The curl output changes again once ACE is restarting:
Running curl at Wed 16 Nov 2022 09:32:22 PM UTC
[html trimmed]
The application is currently not serving requests at this endpoint. It may not have been started or is still starting.
[more html trimmed]
at Wed 16 Nov 2022 09:32:26 PM UTC
and this continues until the service restarts 37 seconds after the queue manager shutdown:
Running curl at Wed 16 Nov 2022 09:32:54 PM UTC
{"result":"success"} at Wed 16 Nov 2022 09:32:54 PM UTC
As can be seen, the HTTP client sees errors during the restart of the queue manager, and a real application (rather than curl) would have to handle the errors by waiting and retrying. The recovery time could be reduced by using native HA (this demo is using a single resilient queue manager) but not reduced to zero. MQ's automatic reconnect capability, however, can virtually eliminate the errors, and the next section illustrates this in action.
With reconnect
To enable reconnection, the RemoteMQ policy described in the MQ blog post needs to be changed and then deployed as a new configuration called "ace-mq-policy-reconnect". The key change is setting "reconnectOption" to "enabled" as shown in the UI
and in the policyxml file:
<reconnectOption>enabled</reconnectOption>
Once this new policy has been deployed under the new name, the ReconnectDemo application can be reconfigured to use the new policy. This can be achieved using the dashboard or by running kubectl apply -f -n cp4i https://github.com/trevor-dolby-at-ibm-com/ace-mq-reconnect/raw/main/ReconnectDemo/IS-github-bar-ReconnectDemo-with-reconnect.yaml . A diff of the two YAML files shows that the policy is the only thing that changed, as no changes are needed to the application to enable reconnect.

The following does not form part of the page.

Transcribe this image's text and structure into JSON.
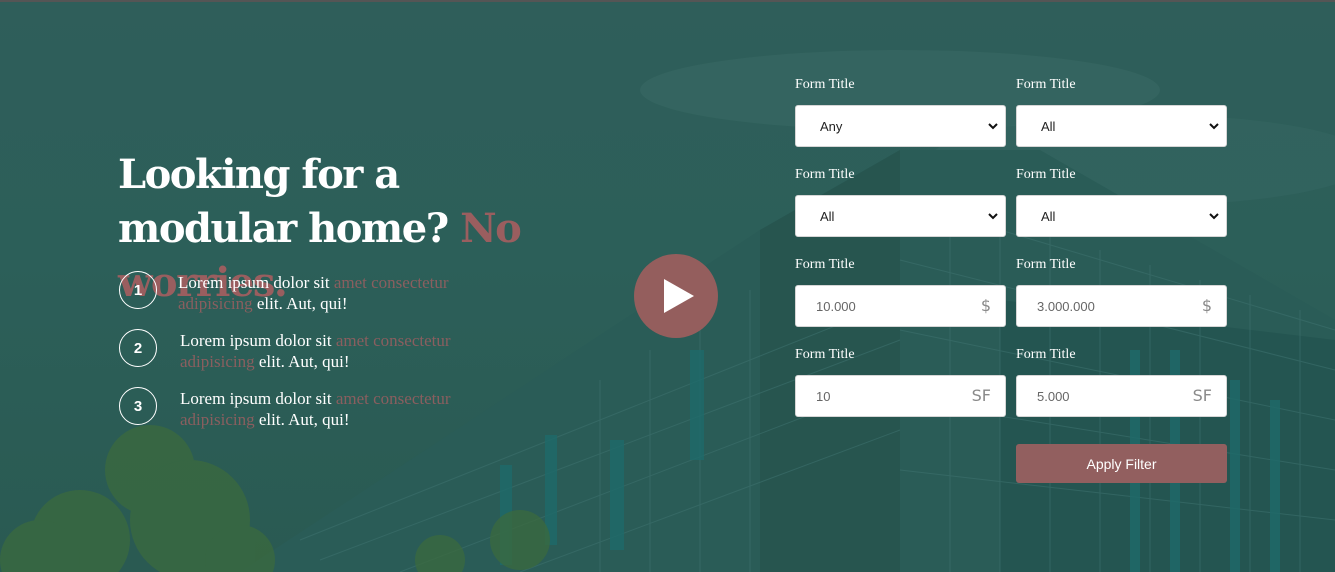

Once the ACE server has restarted in order to use the new policy, the same run-curl.sh script can be run, and the queue manager restarted. This leads to results that look like this:
tdolby@hostname:~$ /tmp/run-curl.sh
Running curl at Wed 16 Nov 2022 09:25:58 PM UTC
{"result":"success"} at Wed 16 Nov 2022 09:25:58 PM UTC
Running curl at Wed 16 Nov 2022 09:25:59 PM UTC
{"result":"success"} at Wed 16 Nov 2022 09:26:00 PM UTC
Running curl at Wed 16 Nov 2022 09:26:01 PM UTC
{"result":"success"} at Wed 16 Nov 2022 09:26:34 PM UTC
Running curl at Wed 16 Nov 2022 09:26:35 PM UTC
{"result":"success"} at Wed 16 Nov 2022 09:26:35 PM UTC
Running curl at Wed 16 Nov 2022 09:26:36 PM UTC
{"result":"success"} at Wed 16 Nov 2022 09:26:36 PM UTC
where the queue manager was restarted around 09:26:01, leading to the delayed response to that request: the response arrived at 09:26:34 without any errors being received.
The delay could be reduced from 33 seconds by enabling native HA and/or changing tuning parameters (or using an MQ cluster), but the client did not see any errors during the restart and so enabling reconnect may be sufficient for many applications.
Summary
MQ automatic client reconnect provides a way to shield ACE clients from MQ queue manager restarts and failovers, significantly reducing (and in many cases eliminating) MQ-related errors being sent back to the clients. No application changes are needed in most cases, as the option can be enabled during the deploy of the application by changing the MQEndpoint policy.